Kamala Harris is hiding from tough questions, and Donald Trump appears wholly uninterested in the topic. As both major presidential candidates ignore the national debt, it briskly climbs toward an unfathomable $36 trillion.

For perspective, the nation’s red ink was roughly $10.3 trillion when Barack Obama entered the Oval Office in 2009.

This unsustainable trajectory represents a threat to the country’s future. Yet elected officials in Washington remain petrified of tackling this mounting problem for fear of losing their cushy sinecures. Rather than make a rational case to voters about the importance of charting a fiscally sane course, members of Congress prefer to turn a blind eye to the obvious in an effort at self-preservation. That’s what passes for statesmanship these days.

But every second spent avoiding the subject only increases the magnitude of the challenge and pushes us closer to fiscal calamity. Enter former Vice President Mike Pence and his new nonprofit, Advancing American Freedom. “America faces a bleak future,” the group warns, “as interest payments crowd out spending on basic government functions, our economy stagnates under the drag of an unsustainable burden and we’re put at a strategic disadvantage internationally.”

The group has compiled a blueprint for slowing the tide of red ink.
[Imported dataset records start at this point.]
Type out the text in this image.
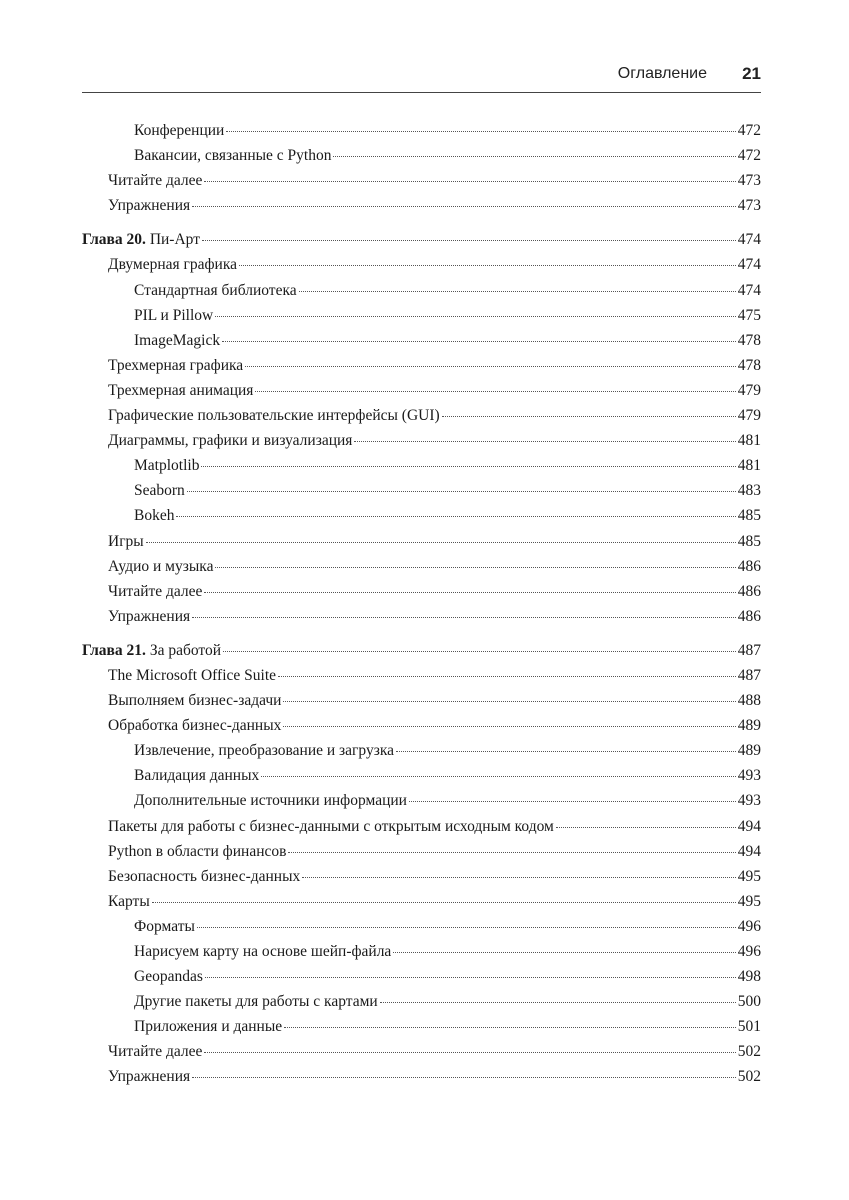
Оглавление 21
Конференции	472
Вакансии, связанные с Python	472
Читайте далее	473
Упражнения	473
Глава 20. Пи-Арт	474
Двумерная графика	474
Стандартная библиотека	474
PIL и Pillow	475
ImageMagick	478
Трехмерная графика	478
Трехмерная анимация	479
Графические пользовательские интерфейсы (GUI)	479
Диаграммы, графики и визуализация	481
Matplotlib	481
Seaborn	483
Bokeh	485
Игры	485
Аудио и музыка	486
Читайте далее	486
Упражнения	486
Глава 21. За работой	487
The Microsoft Office Suite	487
Выполняем бизнес-задачи	488
Обработка бизнес-данных	489
Извлечение, преобразование и загрузка	489
Валидация данных	493
Дополнительные источники информации	493
Пакеты для работы с бизнес-данными с открытым исходным кодом	494
Python в области финансов	494
Безопасность бизнес-данных	495
Карты	495
Форматы	496
Нарисуем карту на основе шейп-файла	496
Geopandas	498
Другие пакеты для работы с картами	500
Приложения и данные	501
Читайте далее	502
Упражнения	502
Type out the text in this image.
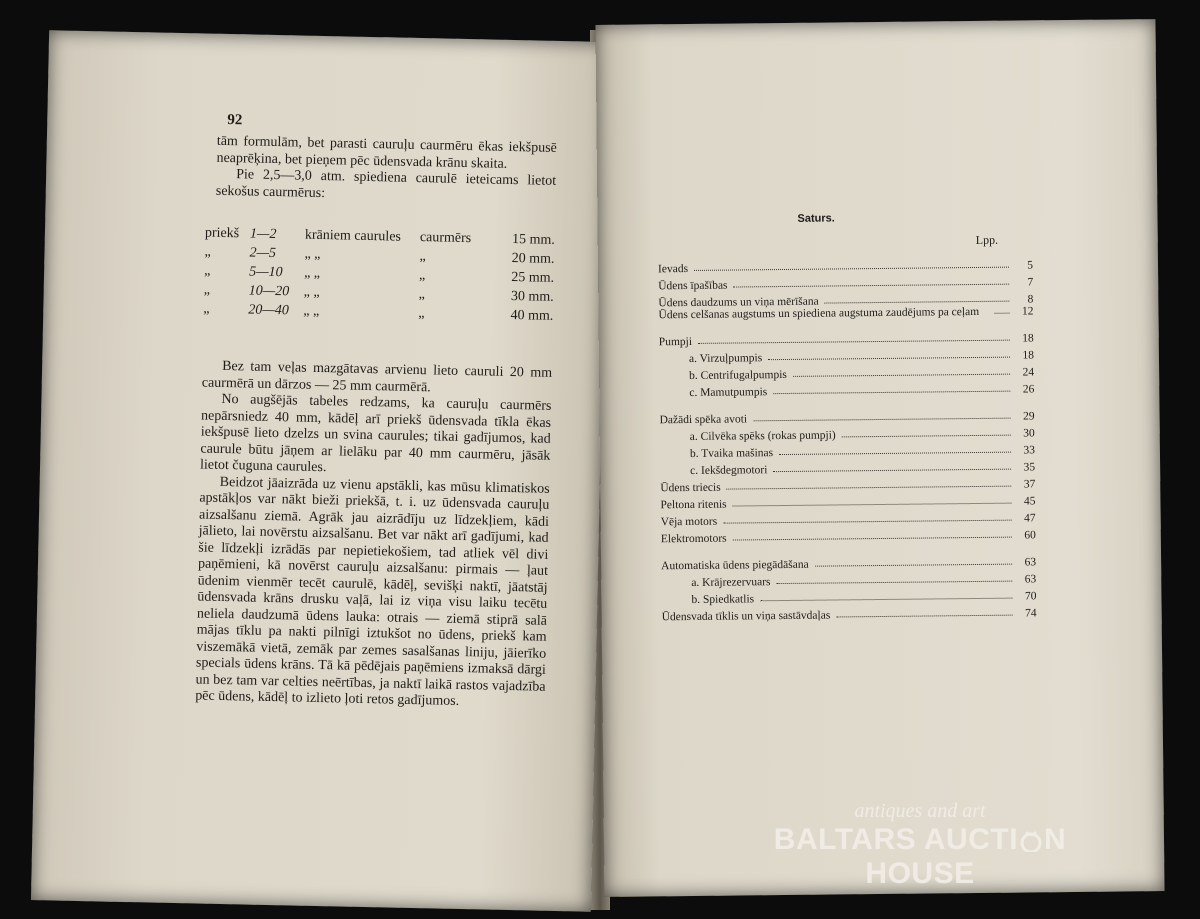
92

tām formulām, bet parasti cauruļu caurmēru ēkas iekšpusē neaprēķina, bet pieņem pēc ūdensvada krānu skaita.

Pie 2,5—3,0 atm. spiediena caurulē ieteicams lietot sekošus caurmērus:

priekš 1—2	krāniem caurules	caurmērs	15 mm.
„	2—5	„ „	„	20 mm.
„	5—10	„ „	„	25 mm.
„	10—20	„ „	„	30 mm.
„	20—40	„ „	„	40 mm.

Bez tam veļas mazgātavas arvienu lieto cauruli 20 mm caurmērā un dārzos — 25 mm caurmērā.

No augšējās tabeles redzams, ka cauruļu caurmērs nepārsniedz 40 mm, kādēļ arī priekš ūdensvada tīkla ēkas iekšpusē lieto dzelzs un svina caurules; tikai gadījumos, kad caurule būtu jāņem ar lielāku par 40 mm caurmēru, jāsāk lietot čuguna caurules.

Beidzot jāaizrāda uz vienu apstākli, kas mūsu klimatiskos apstākļos var nākt bieži priekšā, t. i. uz ūdensvada cauruļu aizsalšanu ziemā. Agrāk jau aizrādīju uz līdzekļiem, kādi jālieto, lai novērstu aizsalšanu. Bet var nākt arī gadījumi, kad šie līdzekļi izrādās par nepietiekošiem, tad atliek vēl divi paņēmieni, kā novērst cauruļu aizsalšanu: pirmais — ļaut ūdenim vienmēr tecēt caurulē, kādēļ, sevišķi naktī, jāatstāj ūdensvada krāns drusku vaļā, lai iz viņa visu laiku tecētu neliela daudzumā ūdens lauka: otrais — ziemā stiprā salā mājas tīklu pa nakti pilnīgi iztukšot no ūdens, priekš kam viszemākā vietā, zemāk par zemes sasalšanas liniju, jāierīko specials ūdens krāns. Tā kā pēdējais paņēmiens izmaksā dārgi un bez tam var celties neērtības, ja naktī laikā rastos vajadzība pēc ūdens, kādēļ to izlieto ļoti retos gadījumos.

Saturs.
Lpp.
Ievads	5
Ūdens īpašības	7
Ūdens daudzums un viņa mērīšana	8
Ūdens celšanas augstums un spiediena augstuma zaudējums pa ceļam	12
Pumpji	18
a. Virzuļpumpis	18
b. Centrifugalpumpis	24
c. Mamutpumpis	26
Dažādi spēka avoti	29
a. Cilvēka spēks (rokas pumpji)	30
b. Tvaika mašinas	33
c. Iekšdegmotori	35
Ūdens triecis	37
Peltona ritenis	45
Vēja motors	47
Elektromotors	60
Automatiska ūdens piegādāšana	63
a. Krājrezervuars	63
b. Spiedkatlis	70
Ūdensvada tīklis un viņa sastāvdaļas	74
antiques and art
BALTARS AUCTI N HOUSE
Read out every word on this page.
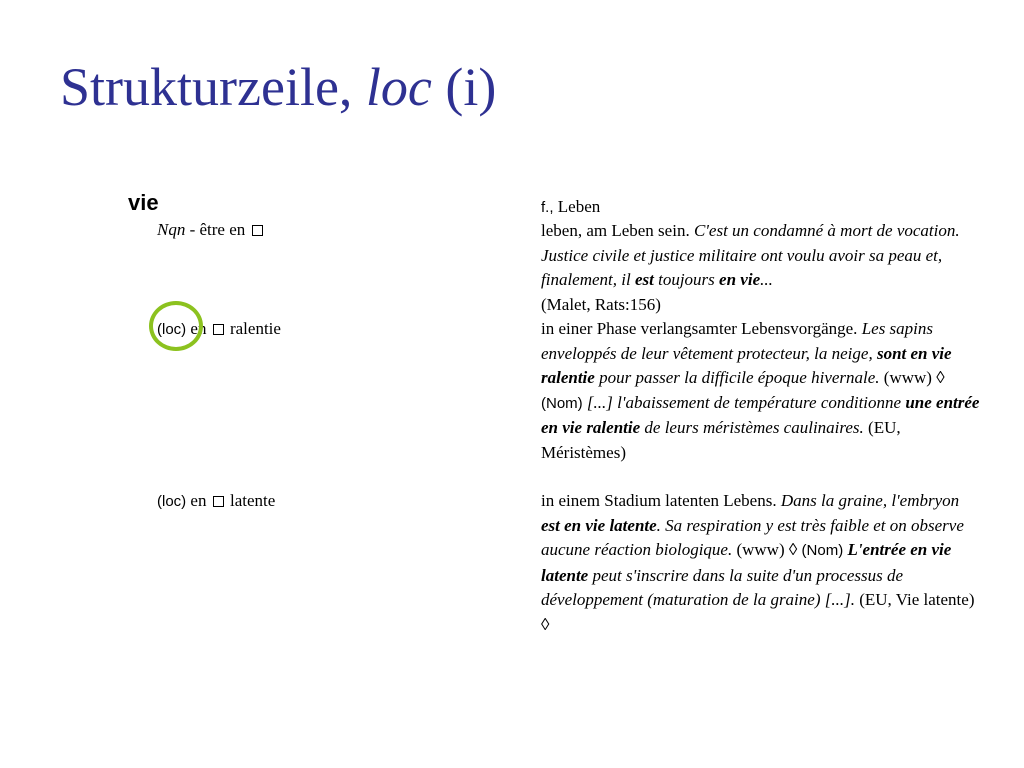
Strukturzeile, loc (i)
vie
Nqn - être en
(loc) en ralentie
(loc) en latente
f., Leben
leben, am Leben sein. C'est un condamné à mort de vocation. Justice civile et justice militaire ont voulu avoir sa peau et, finalement, il est toujours en vie...
(Malet, Rats:156)
in einer Phase verlangsamter Lebensvorgänge. Les sapins enveloppés de leur vêtement protecteur, la neige, sont en vie ralentie pour passer la difficile époque hivernale. (www) ◊ (Nom) [...] l'abaissement de température conditionne une entrée en vie ralentie de leurs méristèmes caulinaires. (EU, Méristèmes)
in einem Stadium latenten Lebens. Dans la graine, l'embryon est en vie latente. Sa respiration y est très faible et on observe aucune réaction biologique. (www) ◊ (Nom) L'entrée en vie latente peut s'inscrire dans la suite d'un processus de développement (maturation de la graine) [...]. (EU, Vie latente) ◊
While many Democrats believe the nation must tax its way to solvency, the Pence nonprofit understands that revenues — even after the Trump tax cuts — have continued to flow into Washington at record rates but a “sustainable federal budget is impossible to achieve without addressing the root cause of our spiraling debt and deficit: unchecked spending.”

To that end, the report embraces dozens of reforms for mandatory and discretionary spending while still “protecting the truly needy.” Among the proposals are stricter work requirements for safety net programs, the elimination of Affordable Care Act subsidies for wealthy Americans, reducing farm handouts and means testing for entitlement cost-of-living adjustments.

Also in the group’s crosshairs are congressional earmarks and tax carve-outs for favored industries.

“Politicians often talk about the national debt,” the nonprofit observes. But the “fear of taking away a government program has paralyzed lawmakers and driven America to the edge of fiscal ruin.”

It’s likely too much to ask that Beltway insiders take the Pence proposal — or Sen. Ron Paul’s “six-penny plan” to restrain deficits — with the seriousness it deserves. But it’s well past time that somebody began shouting from the mountaintops about the dangers of our current course. If the Advancing American Freedom blueprint helps hasten a serious discussion about Washington’s addiction to spending other people’s money, it will have served a vital purpose.